Mehdi Khalaji: Je prévoyais des fraudes à large échelle. Ce qui s’est passé est pire. On n’a pas compté les bulletins de vote, on les a mis de côté. La preuve? Dans les élections précédentes, on annonçait les résultats préliminaires au plus tôt quatre heures après la fermeture des bureaux de vote. Cette fois, le bureau du guide suprême l’a fait une demi-heure après la fermeture. En outre, il est tout simplement impossible avec les moyens actuels de traiter vingt millions de bulletins en trois heures. C’est un coup d’Etat.

Les Gardiens de la révolution, les Bassidjis (ndlr: miliciens volontaires présents dans les entreprises, universités et entraînés militairement) étaient prêts à affronter le peuple. Les réseaux de téléphonie mobile ont été coupés, des journalistes étrangers expulsés, la chaîne arabe Al-Arabia fermée. Le régime a loué des stations dans plusieurs pays méditerranéens pour saturer les chaînes de télévision étrangères.

– Comment expliquez-vous ce qui s’est passé?

– C’est une lutte de pouvoir entre le guide suprême Ali Khamenei et les vétérans réformateurs de sa génération, Rafsandjani, Khatami. Le président Mahmoud Ahmadinejad n’est que l’intermédiaire du guide suprême. Il appartient, comme le président du parlement Ali Larijani, à cette génération qui a été formée par Khamenei. Il faut rappeler que les réformateurs ne tiennent pas le guide en haute estime. Quand Khamenei a remplacé le défunt Khomeiny en 1989, il n’avait que peu fait ses preuves au sein du clergé et était loin d’être la principale figure politique du moment.

– Est-ce la fin des illusions pour Mir Hossein Moussavi?
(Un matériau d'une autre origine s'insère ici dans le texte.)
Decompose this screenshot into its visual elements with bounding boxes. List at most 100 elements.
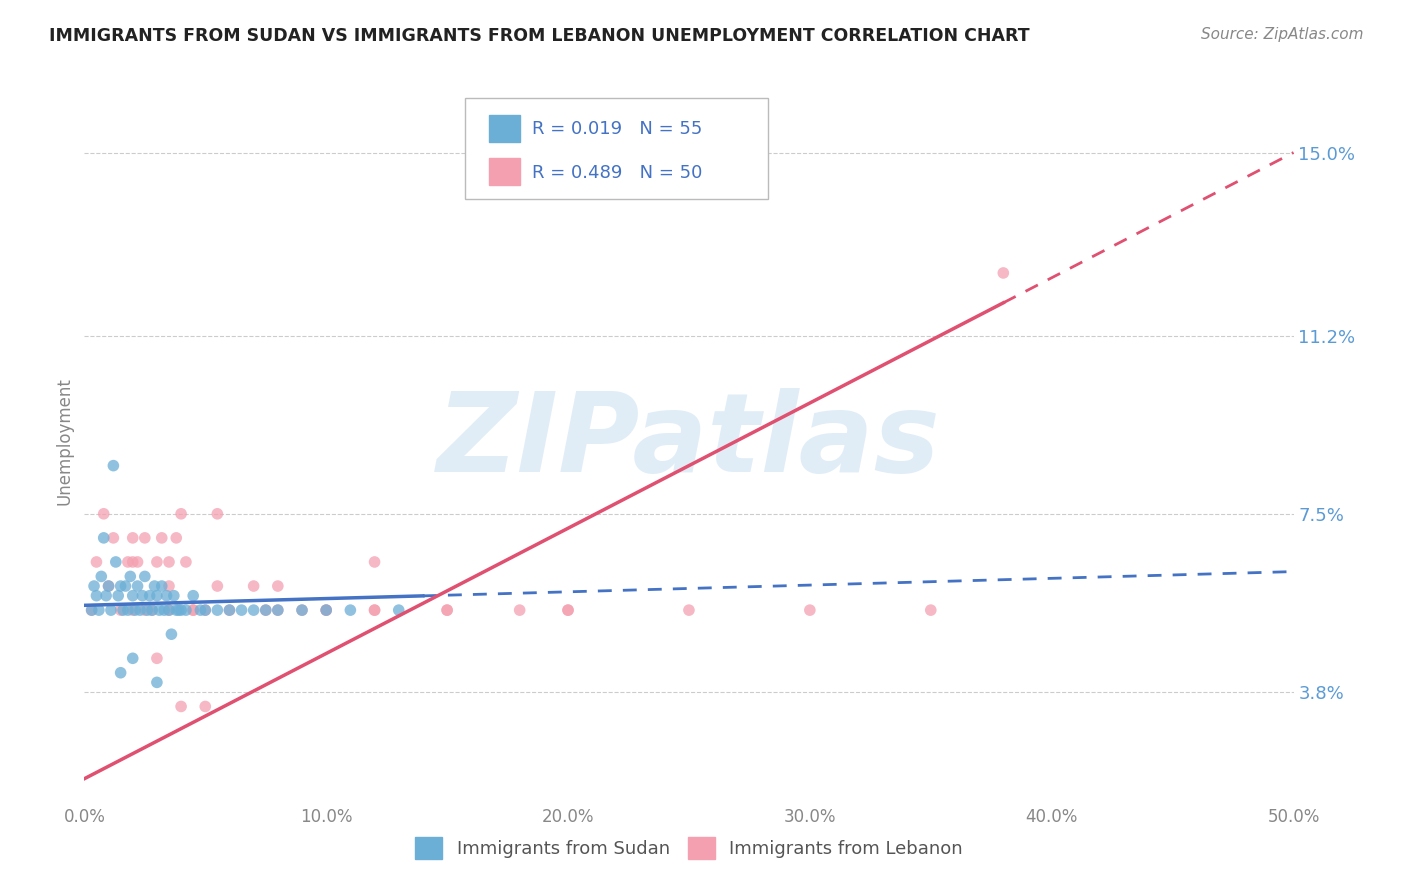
- Point: [363, 555, 385, 569]
- Point: [80, 603, 103, 617]
- Point: [181, 589, 204, 603]
- Point: [291, 603, 314, 617]
- Point: [181, 603, 204, 617]
- Point: [231, 603, 253, 617]
- Point: [165, 531, 187, 545]
- Point: [134, 569, 156, 583]
- Point: [150, 531, 173, 545]
- Point: [117, 603, 139, 617]
- Point: [363, 603, 385, 617]
- Point: [167, 603, 190, 617]
- Point: [242, 603, 264, 617]
- Point: [127, 579, 149, 593]
- Point: [993, 266, 1015, 280]
- Bar: [489, 114, 520, 142]
- Point: [124, 603, 146, 617]
- Point: [315, 603, 337, 617]
- Point: [799, 603, 821, 617]
- Point: [138, 589, 160, 603]
- Point: [242, 579, 264, 593]
- Point: [194, 699, 217, 714]
- Y-axis label: Unemployment: Unemployment: [55, 377, 73, 506]
- Point: [94, 589, 117, 603]
- Point: [509, 603, 531, 617]
- Point: [110, 603, 132, 617]
- Point: [146, 555, 169, 569]
- Point: [100, 603, 122, 617]
- Point: [339, 603, 361, 617]
- Point: [141, 603, 163, 617]
- Point: [436, 603, 458, 617]
- Point: [315, 603, 337, 617]
- Bar: [489, 158, 520, 185]
- Point: [557, 603, 579, 617]
- Point: [83, 579, 105, 593]
- Point: [129, 603, 152, 617]
- Point: [121, 651, 143, 665]
- Point: [363, 603, 385, 617]
- Point: [170, 507, 193, 521]
- Point: [97, 579, 120, 593]
- Text: Source: ZipAtlas.com: Source: ZipAtlas.com: [1201, 27, 1364, 42]
- Point: [291, 603, 314, 617]
- Point: [103, 458, 125, 473]
- Point: [267, 603, 290, 617]
- Text: R = 0.489   N = 50: R = 0.489 N = 50: [531, 164, 702, 182]
- Point: [141, 603, 163, 617]
- Point: [93, 531, 115, 545]
- Point: [254, 603, 277, 617]
- Point: [86, 555, 108, 569]
- Point: [170, 603, 193, 617]
- Point: [157, 603, 180, 617]
- Point: [194, 603, 217, 617]
- Legend: Immigrants from Sudan, Immigrants from Lebanon: Immigrants from Sudan, Immigrants from L…: [408, 830, 970, 866]
- Point: [920, 603, 942, 617]
- Point: [174, 603, 197, 617]
- Point: [155, 589, 177, 603]
- Point: [160, 627, 183, 641]
- Point: [678, 603, 700, 617]
- Point: [163, 589, 186, 603]
- Point: [157, 603, 180, 617]
- Point: [174, 555, 197, 569]
- Point: [146, 675, 169, 690]
- Point: [436, 603, 458, 617]
- Point: [86, 589, 108, 603]
- Point: [207, 603, 229, 617]
- Point: [134, 531, 156, 545]
- Point: [136, 603, 159, 617]
- Point: [148, 603, 170, 617]
- Point: [388, 603, 411, 617]
- Text: IMMIGRANTS FROM SUDAN VS IMMIGRANTS FROM LEBANON UNEMPLOYMENT CORRELATION CHART: IMMIGRANTS FROM SUDAN VS IMMIGRANTS FROM…: [49, 27, 1029, 45]
- FancyBboxPatch shape: [465, 98, 768, 200]
- Point: [207, 507, 229, 521]
- Point: [121, 603, 143, 617]
- Point: [97, 579, 120, 593]
- Point: [157, 579, 180, 593]
- Point: [181, 603, 204, 617]
- Point: [110, 579, 132, 593]
- Point: [218, 603, 240, 617]
- Point: [143, 579, 166, 593]
- Point: [107, 589, 129, 603]
- Point: [170, 699, 193, 714]
- Point: [114, 579, 136, 593]
- Point: [190, 603, 212, 617]
- Point: [267, 579, 290, 593]
- Point: [254, 603, 277, 617]
- Point: [112, 603, 135, 617]
- Text: R = 0.019   N = 55: R = 0.019 N = 55: [531, 120, 702, 138]
- Point: [90, 569, 112, 583]
- Point: [110, 665, 132, 680]
- Point: [557, 603, 579, 617]
- Point: [121, 531, 143, 545]
- Text: ZIPatlas: ZIPatlas: [437, 388, 941, 495]
- Point: [315, 603, 337, 617]
- Point: [218, 603, 240, 617]
- Point: [103, 531, 125, 545]
- Point: [120, 569, 142, 583]
- Point: [146, 651, 169, 665]
- Point: [153, 603, 176, 617]
- Point: [127, 555, 149, 569]
- Point: [117, 555, 139, 569]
– Peu importe l’agenda politique ou économique de Moussavi. Ce qui compte aujourd’hui, c’est que les Iraniens le soutiennent parce qu’il représente le front anti-Ahmadinejad ou, plus précisément le front anti-guide suprême. Un mouvement qui se bat contre l’autorité des Gardiens de la révolution, contre la militarisation du système. Moussavi demande à ses partisans de crier «Allah Akbar (Dieu est grand)» sur leur toit. C’était l’un des slogans de la révolution islamique de 1979. C’est une manière indirecte de s’en prendre au gouvernement.
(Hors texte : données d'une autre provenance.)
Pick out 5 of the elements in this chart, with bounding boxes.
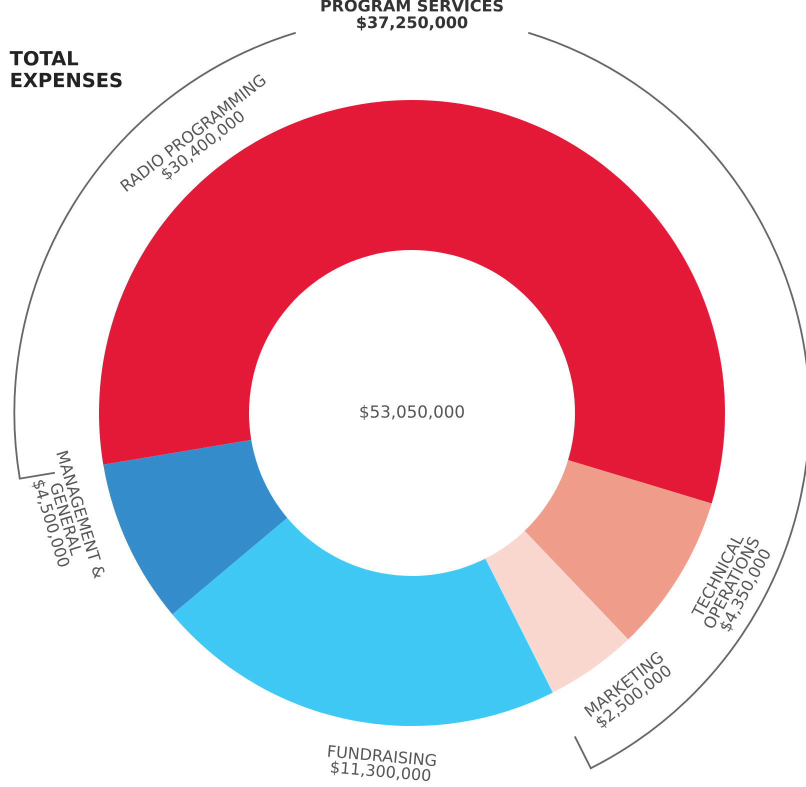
text: PROGRAM SERVICES $37,250,000 xyxy=(321,0,503,30)
donut-slice xyxy=(103,440,288,614)
chart-title: TOTAL EXPENSES xyxy=(10,50,122,88)
text: $53,050,000 xyxy=(360,404,464,420)
donut-slice xyxy=(172,518,553,726)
Le pouvoir a pourtant tout fait pour étouffer la «révolution verte» des partisans de Moussavi…

– Après les débats télévisés, le pouvoir savait que Mahmoud Ahmadinejad allait perdre. Lors de ces débats, les Iraniens, même naïfs, ont pu voir leur président mentir en direct. Le régime s’est fortement mobilisé au cours des derniers jours précédant l’élection. En coupant le réseau de téléphonie mobile, il a voulu couper court à la campagne électorale pour Moussavi à Téhéran, mais aussi dans les autres grandes villes du pays.

– Pour vous, le système électoral iranien n’est pas démocratique. Pourquoi?
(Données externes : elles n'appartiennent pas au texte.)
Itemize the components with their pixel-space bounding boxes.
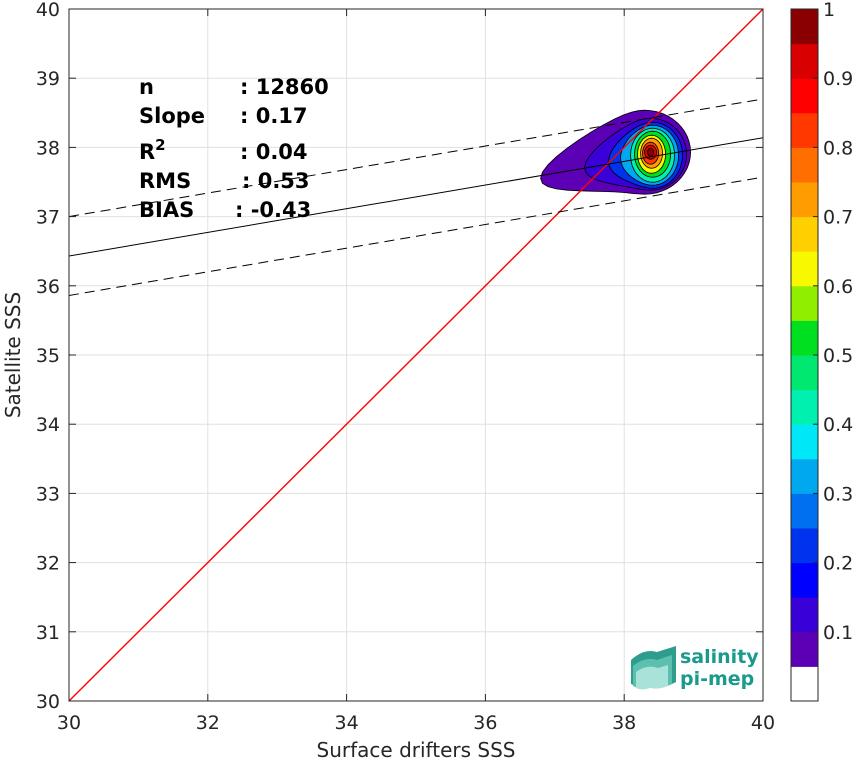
colorbar-segment — [791, 216, 818, 252]
colorbar: 0.1 0.2 0.3 0.4 0.5 0.6 0.7 0.8 0.9 1 — [790, 0, 853, 702]
colorbar-segment — [791, 597, 818, 633]
colorbar-tick-label: 0.8 — [823, 137, 853, 159]
x-tick-label: 30 — [57, 712, 81, 734]
stat-label: n — [139, 75, 154, 99]
colorbar-tick-label: 0.4 — [823, 414, 853, 436]
stat-label: RMS — [139, 169, 191, 193]
colorbar-segment — [791, 43, 818, 79]
fit-line — [69, 137, 763, 257]
density-contour-level — [647, 147, 655, 157]
y-tick-label: 30 — [36, 691, 60, 713]
identity-line — [69, 9, 763, 701]
x-axis-label: Surface drifters SSS — [317, 738, 516, 762]
stat-value: : 0.17 — [240, 104, 308, 128]
colorbar-segment — [791, 631, 818, 667]
colorbar-segment — [791, 458, 818, 494]
colorbar-tick-label: 0.3 — [823, 483, 853, 505]
stat-value: : 0.53 — [242, 169, 310, 193]
colorbar-segment — [791, 9, 818, 45]
colorbar-segment — [791, 112, 818, 148]
logo-wave-icon — [631, 646, 676, 690]
colorbar-segment — [791, 251, 818, 287]
y-tick-label: 35 — [36, 345, 60, 367]
colorbar-tick-label: 0.6 — [823, 276, 853, 298]
stat-value: : 12860 — [240, 75, 329, 99]
x-tick-label: 38 — [612, 712, 636, 734]
stat-label: R2 — [139, 136, 166, 164]
y-tick-label: 34 — [36, 414, 60, 436]
y-tick-label: 36 — [36, 276, 60, 298]
y-tick-label: 38 — [36, 137, 60, 159]
colorbar-tick-label: 0.9 — [823, 68, 853, 90]
fit-bound-line — [69, 176, 763, 296]
logo-line-2: pi-mep — [680, 668, 754, 690]
logo-line-1: salinity — [680, 646, 759, 668]
colorbar-tick-label: 0.5 — [823, 345, 853, 367]
colorbar-segment — [791, 147, 818, 183]
y-tick-label: 32 — [36, 553, 60, 575]
colorbar-tick-label: 0.7 — [823, 207, 853, 229]
y-tick-label: 40 — [36, 0, 60, 21]
colorbar-segment — [791, 78, 818, 114]
colorbar-tick-label: 0.1 — [823, 622, 853, 644]
density-contours — [540, 109, 692, 195]
colorbar-segment — [791, 424, 818, 460]
axis-ticks: 30 32 34 36 38 40 30 31 32 33 34 35 36 37 38 39 40 — [36, 0, 775, 734]
stats-annotation: n : 12860 Slope : 0.17 R2 : 0.04 RMS : 0.53 BIAS… — [139, 75, 329, 222]
salinity-pi-mep-logo: salinity pi-mep — [631, 646, 759, 690]
colorbar-segment — [791, 182, 818, 218]
colorbar-tick-label: 0.2 — [823, 553, 853, 575]
colorbar-segment — [791, 493, 818, 529]
stat-value: : -0.43 — [235, 198, 311, 222]
colorbar-segment — [791, 389, 818, 425]
stat-label: Slope — [139, 104, 205, 128]
colorbar-segment — [791, 355, 818, 391]
y-tick-label: 31 — [36, 622, 60, 644]
fit-bound-line — [69, 98, 763, 218]
x-tick-label: 36 — [473, 712, 497, 734]
colorbar-tick-label: 1 — [823, 0, 835, 21]
x-tick-label: 32 — [196, 712, 220, 734]
colorbar-segment — [791, 528, 818, 564]
x-tick-label: 40 — [751, 712, 775, 734]
x-tick-label: 34 — [335, 712, 359, 734]
colorbar-segment — [791, 562, 818, 598]
colorbar-segment — [791, 320, 818, 356]
y-tick-label: 37 — [36, 207, 60, 229]
stat-value: : 0.04 — [240, 140, 308, 164]
colorbar-segment — [791, 285, 818, 321]
y-tick-label: 33 — [36, 483, 60, 505]
y-axis-label: Satellite SSS — [1, 292, 25, 418]
y-tick-label: 39 — [36, 68, 60, 90]
stat-label: BIAS — [139, 198, 194, 222]
regression-lines — [69, 9, 763, 701]
colorbar-segment — [791, 666, 818, 702]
– Depuis le début de la République islamique, les gouvernements ont toujours fait en sorte de maintenir le peuple mobilisé en permanence. En trente ans, il y a eu plus de trente élections. Toutefois, elles sont loin d’être démocratiques. Des exemples? L’Iran ne tient pas un registre des électeurs. La capacité de voter est déterminée par le certificat de naissance. Personne ne peut vérifier si ces certificats sont vrais ou faux. Quand mon frère est décédé, mes parents n’ont pas annuléle sien et j’en ai hérité. On estime qu’il y a 2 millions de ces certificats non valables. Les milices bassidjies sont aussi connues pour en fabriquer et détenir un grand nombre qu’elles peuvent utiliser pour bourrer les urnes. Et comme il n’est pas obligatoire de voter près de son domicile, on peut présenter son certificat dans plusieurs bureaux de vote. Fait exceptionnel: cette année, un tiers des bureaux de vote étaient mobiles, sans supervision. Par ailleurs, le pays ne s’entend pas sur la taille de l’électorat. Selon le Ministère de l’intérieur, il serait de 46 millions alors que le Centre de statistiques d’Iran l’évalue à 51 millions.